In 2015, he provided service as part of the Disaster Response team for the 2015 earthquake in Nepal. But having recently been called upon to respond to the devastating bush fires within his own country, this deployment has a personal resonance that is unavoidable.

Although Australia is no stranger to bush fires, drought conditions and rising global temperatures have created tinderbox conditions resulting in bushfires reaching historically epic proportions with catastrophic results. An estimated half billion animals have died, some of which are endangered species now facing extinction.

Some 11.3 million acres have been decimated.

The Australian ecosystem is home to hundreds of unique species of animals many of which were already under significant threat before this disaster. It is estimated a third of the koala population has been destroyed.

Dr Ben volunteers his time with World Vets on a regular basis and knows firsthand the positive impact veterinarians can have through disaster response. ‘As veterinarians, our skills are so important in addressing the needs of animals impacted by natural disasters. Through careful liaison with private and Government Vets it is possible to have a meaningful positive impact for animals in these crises.

Dr Ben said ‘Personally, I’m overwhelmed at the loss of life, both animal and human, I feel we all have a personal duty to do what we can to help.’

Within the first 48 hours, the World Vets team including Dr Ben, Dr Simon and Veterinary Nurse, Sami established contact with local and government vets, acquired an arsenal of the most needed medical supplies, and began assisting in the field.

DR Ben checking local livestock
Dr Ben checking local livestock

Driving through smoke and miles of evidence of the burn, they reached the region of Bega and Cobargo.

Assistance from the team was welcomed with enthusiasm from local veterinarians, many who are solo rural practitioners who have been overwhelmed responding to injured animals. Dr. Ben explained that there are several different categories of need, and the team is responding accordingly.

The large scale of the disaster has made communication and coordination a challenge. The team began their assessments at an evacuation centre set up for families that were forced to leave their homes, many of which have been lost to the blazes. Included in that family are cats and dogs that also fled the rapidly moving fires. This evacuation was stressful for a lot of pets who are now in a foreign environment.

Health and welfare assessments were carried out by the team. Evacuation centres have also been a primary hub for injured wildlife. The team has assisted in assessment, treatment and referral to dedicated wildlife centres within the region.

The most effective assistance has been through collaboration with local government veterinarians, the RSPCA, and wildlife centres. This has included direct veterinary assessment,  treatment, and donations of food and medical supplies to where it is most needed.

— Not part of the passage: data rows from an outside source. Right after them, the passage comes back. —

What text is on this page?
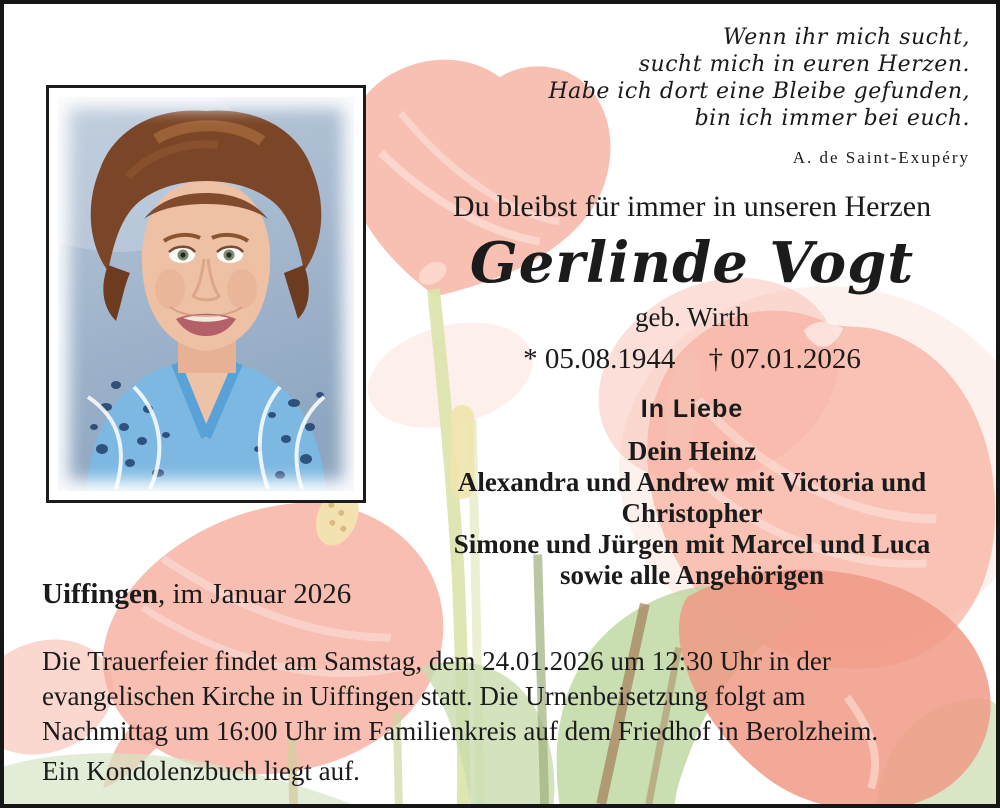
Wenn ihr mich sucht,
sucht mich in euren Herzen.
Habe ich dort eine Bleibe gefunden,
bin ich immer bei euch.
A. de Saint-Exupéry
Du bleibst für immer in unseren Herzen
Gerlinde Vogt
geb. Wirth
* 05.08.1944 † 07.01.2026
In Liebe
Dein Heinz
Alexandra und Andrew mit Victoria und
Christopher
Simone und Jürgen mit Marcel und Luca
sowie alle Angehörigen
Uiffingen, im Januar 2026
Die Trauerfeier findet am Samstag, dem 24.01.2026 um 12:30 Uhr in der
evangelischen Kirche in Uiffingen statt. Die Urnenbeisetzung folgt am
Nachmittag um 16:00 Uhr im Familienkreis auf dem Friedhof in Berolzheim.
Ein Kondolenzbuch liegt auf.
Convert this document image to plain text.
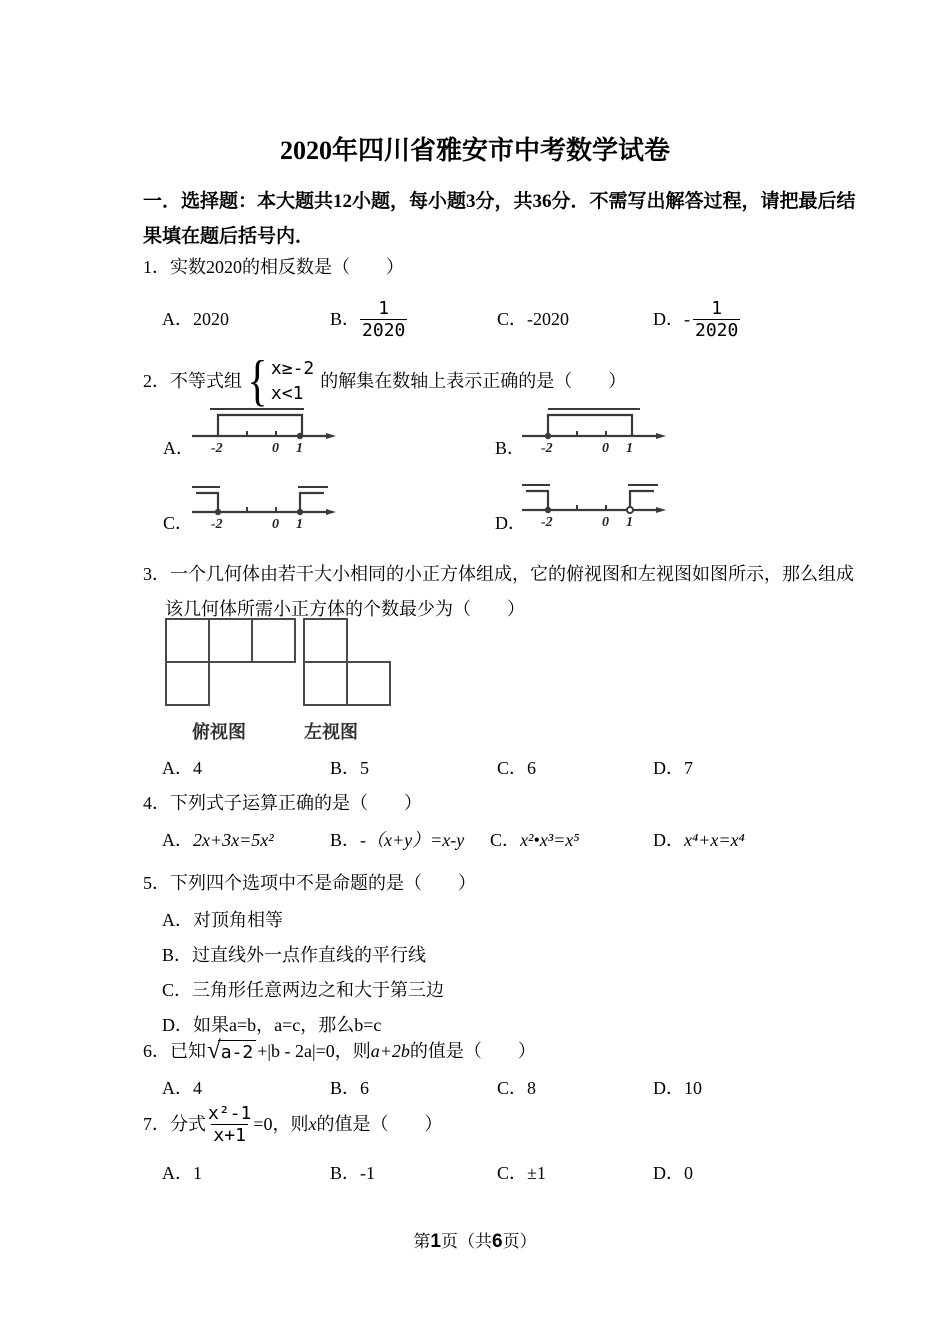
2020年四川省雅安市中考数学试卷
一．选择题：本大题共12小题，每小题3分，共36分．不需写出解答过程，请把最后结
果填在题后括号内．
1．实数2020的相反数是（　　）
A．2020	B． $\frac{1}{2020}$	C．-2020	D． - $\frac{1}{2020}$
2．不等式组 { x≥-2
x<1
的解集在数轴上表示正确的是（　　）
A． -2	0 1	B． -2	0 1
C． -2	0 1	D． -2	0 1
3．一个几何体由若干大小相同的小正方体组成，它的俯视图和左视图如图所示，那么组成
该几何体所需小正方体的个数最少为（　　）
俯视图	左视图
A．4	B．5	C．6	D．7
4．下列式子运算正确的是（　　）
A．2x+3x=5x²	B．-（x+y）=x-y C．x²•x³=x⁵	D．x⁴+x=x⁴
5．下列四个选项中不是命题的是（　　）
A．对顶角相等
B．过直线外一点作直线的平行线
C．三角形任意两边之和大于第三边
D．如果a=b，a=c，那么b=c
6．已知 √ a-2 +|b - 2a|=0，则 a+2b 的值是（　　）
A．4	B．6	C．8	D．10
7．分式 $\frac{\text{x²-1}}{x+1} =0$，则 x 的值是（　　）
A．1	B．-1	C．±1	D．0
第1页（共6页）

“We are seeing a lot of onset of symptoms of smoke inhalation and evidence of burns in cats, dogs, horses, cattle and the native wildlife, including a Wallaby which was treated for severe burns on the feet.”

Each day provides new information and leads on areas where animals require immediate assistance. The team will continue to respond to these needs and to collaborate with wildlife centres, temporary shelters for domestic animals, and assistance with the RSPCA.

World Vets, working direct in collaboration with Sydney Animal Hospitals, will continue to provide veterinary services, medical supplies and expertise as this disaster continues to unfold.

Unfortunately, an end is not in sight as normal seasonal increases in temperature, and developing storms related to the fires, could perpetuate the situation.